Have you ever put a message in a bottle and then thrown it into the ocean?
More importantly, has anyone ever come across it years later?
Believe it or not, there are actually people who keep track of this sort of thing.
According to the Message in a Bottle Hunter website, the world’s oldest seagoing message in a bottle is almost 132 years old. It was dropped into the Indian Ocean by a German research vessel studying ocean currents in 1886, and was found on a beach in Western Australia in 2018. (Wikipedia records an even older message, a Japanese one found after 151 years afloat.)
Bottled messages have travelled many thousands of miles. The farthest recorded distance travelled is probably the one that floated from New Zealand to Spain, almost an antipodean journey.
Perhaps the most romantic message in a bottle story concerns Swedish sailor Ake Viking. In 1956, he stuffed the message “To Someone Beautiful and Far Away” into a bottle and cast it into the sea. It was later retrieved by a young woman named Paolina in Sicily. Their subsequent correspondence culminated in marriage in 1958, with the wedding ceremony attracting 4,000 people.

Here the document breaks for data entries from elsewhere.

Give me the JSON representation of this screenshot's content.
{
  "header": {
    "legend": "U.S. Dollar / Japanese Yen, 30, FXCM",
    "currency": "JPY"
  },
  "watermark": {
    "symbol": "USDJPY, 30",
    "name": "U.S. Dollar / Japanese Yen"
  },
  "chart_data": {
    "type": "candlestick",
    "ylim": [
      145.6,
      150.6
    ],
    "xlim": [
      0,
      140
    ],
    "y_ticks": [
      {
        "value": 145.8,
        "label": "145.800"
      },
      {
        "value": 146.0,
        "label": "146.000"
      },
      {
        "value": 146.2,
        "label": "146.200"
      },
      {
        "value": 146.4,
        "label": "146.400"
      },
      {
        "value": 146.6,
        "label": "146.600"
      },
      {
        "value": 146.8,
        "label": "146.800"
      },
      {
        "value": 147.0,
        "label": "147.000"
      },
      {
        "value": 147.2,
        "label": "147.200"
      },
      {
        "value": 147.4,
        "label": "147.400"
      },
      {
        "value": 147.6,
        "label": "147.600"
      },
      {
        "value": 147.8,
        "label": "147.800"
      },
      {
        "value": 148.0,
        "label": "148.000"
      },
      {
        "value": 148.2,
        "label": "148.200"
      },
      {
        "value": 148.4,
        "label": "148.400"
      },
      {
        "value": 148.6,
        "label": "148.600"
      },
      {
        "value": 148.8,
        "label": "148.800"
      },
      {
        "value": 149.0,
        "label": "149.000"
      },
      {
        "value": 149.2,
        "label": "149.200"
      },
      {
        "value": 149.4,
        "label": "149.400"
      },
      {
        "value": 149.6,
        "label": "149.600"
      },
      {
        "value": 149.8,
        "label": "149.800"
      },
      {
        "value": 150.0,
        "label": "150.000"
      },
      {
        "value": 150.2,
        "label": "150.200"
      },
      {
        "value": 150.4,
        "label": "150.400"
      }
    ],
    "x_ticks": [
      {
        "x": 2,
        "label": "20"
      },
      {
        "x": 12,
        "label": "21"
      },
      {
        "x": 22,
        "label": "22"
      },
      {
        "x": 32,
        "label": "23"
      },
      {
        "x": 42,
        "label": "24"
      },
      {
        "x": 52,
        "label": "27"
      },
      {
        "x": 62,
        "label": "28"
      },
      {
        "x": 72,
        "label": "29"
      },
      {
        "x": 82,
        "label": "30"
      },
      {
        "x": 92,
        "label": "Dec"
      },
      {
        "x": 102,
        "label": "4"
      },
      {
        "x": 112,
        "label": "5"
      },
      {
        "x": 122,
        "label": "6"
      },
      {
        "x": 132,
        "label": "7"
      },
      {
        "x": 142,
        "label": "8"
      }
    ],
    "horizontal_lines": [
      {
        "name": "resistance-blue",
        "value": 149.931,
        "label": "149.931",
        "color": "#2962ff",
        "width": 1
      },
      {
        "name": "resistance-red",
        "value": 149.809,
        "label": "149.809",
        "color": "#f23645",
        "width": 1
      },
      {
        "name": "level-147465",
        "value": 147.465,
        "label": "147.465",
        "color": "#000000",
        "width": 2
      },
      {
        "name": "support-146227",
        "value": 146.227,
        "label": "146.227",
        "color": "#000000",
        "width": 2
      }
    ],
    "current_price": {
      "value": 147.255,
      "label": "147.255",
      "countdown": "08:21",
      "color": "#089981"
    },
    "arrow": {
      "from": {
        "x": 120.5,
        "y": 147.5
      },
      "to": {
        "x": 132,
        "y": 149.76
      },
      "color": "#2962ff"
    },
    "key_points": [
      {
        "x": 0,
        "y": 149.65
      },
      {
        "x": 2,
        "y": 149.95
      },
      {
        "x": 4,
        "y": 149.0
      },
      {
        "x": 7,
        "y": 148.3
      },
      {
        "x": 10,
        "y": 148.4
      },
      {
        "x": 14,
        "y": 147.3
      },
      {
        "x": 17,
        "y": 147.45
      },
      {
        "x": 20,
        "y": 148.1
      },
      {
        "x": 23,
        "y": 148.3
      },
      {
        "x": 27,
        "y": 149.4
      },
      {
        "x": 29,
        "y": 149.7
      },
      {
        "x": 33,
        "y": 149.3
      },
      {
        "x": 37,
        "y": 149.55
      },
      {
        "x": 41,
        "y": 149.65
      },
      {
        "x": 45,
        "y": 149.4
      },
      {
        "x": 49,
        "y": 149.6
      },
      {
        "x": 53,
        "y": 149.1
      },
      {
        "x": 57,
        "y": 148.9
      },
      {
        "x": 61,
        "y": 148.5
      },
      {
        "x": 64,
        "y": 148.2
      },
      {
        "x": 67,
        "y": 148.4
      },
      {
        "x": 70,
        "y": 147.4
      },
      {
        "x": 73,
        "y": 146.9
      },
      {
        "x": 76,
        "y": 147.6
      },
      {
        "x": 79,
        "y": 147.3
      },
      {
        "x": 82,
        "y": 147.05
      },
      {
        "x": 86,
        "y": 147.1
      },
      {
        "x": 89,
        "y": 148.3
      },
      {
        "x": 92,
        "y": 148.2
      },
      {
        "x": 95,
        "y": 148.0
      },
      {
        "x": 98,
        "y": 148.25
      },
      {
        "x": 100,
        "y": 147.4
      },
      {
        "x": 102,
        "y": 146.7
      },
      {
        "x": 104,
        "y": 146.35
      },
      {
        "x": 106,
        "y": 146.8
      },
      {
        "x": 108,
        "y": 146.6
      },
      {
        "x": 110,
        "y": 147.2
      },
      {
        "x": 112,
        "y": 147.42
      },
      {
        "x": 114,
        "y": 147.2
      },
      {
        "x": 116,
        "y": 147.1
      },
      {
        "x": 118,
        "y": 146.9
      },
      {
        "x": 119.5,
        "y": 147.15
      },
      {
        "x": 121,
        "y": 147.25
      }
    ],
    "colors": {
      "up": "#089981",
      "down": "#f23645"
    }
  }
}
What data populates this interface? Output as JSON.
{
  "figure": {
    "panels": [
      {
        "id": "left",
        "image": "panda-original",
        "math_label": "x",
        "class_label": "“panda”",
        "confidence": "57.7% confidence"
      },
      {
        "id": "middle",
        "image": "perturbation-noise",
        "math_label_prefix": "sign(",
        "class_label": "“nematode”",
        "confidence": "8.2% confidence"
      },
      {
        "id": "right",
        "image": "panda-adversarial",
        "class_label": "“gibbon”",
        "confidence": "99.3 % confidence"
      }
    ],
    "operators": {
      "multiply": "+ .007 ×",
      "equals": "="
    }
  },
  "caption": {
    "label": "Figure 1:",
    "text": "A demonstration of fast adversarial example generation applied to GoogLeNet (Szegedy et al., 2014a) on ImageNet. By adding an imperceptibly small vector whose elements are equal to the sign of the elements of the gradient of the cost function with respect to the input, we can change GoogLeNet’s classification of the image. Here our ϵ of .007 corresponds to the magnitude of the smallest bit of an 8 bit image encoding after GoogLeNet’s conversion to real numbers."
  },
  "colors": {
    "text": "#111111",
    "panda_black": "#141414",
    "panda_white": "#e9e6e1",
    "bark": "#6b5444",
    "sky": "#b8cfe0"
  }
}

We marvel at events like these: the idea that something thought lost and forgotten can show up decades later.
But there are some things we don’t want to come across again.
Who wants to be reminded of a sordid episode in our past—something that we did that now makes us cringe with regret and horror?
Fortunately, once our sins have been forgiven by God, they won’t wash up on a beach somewhere to accuse us.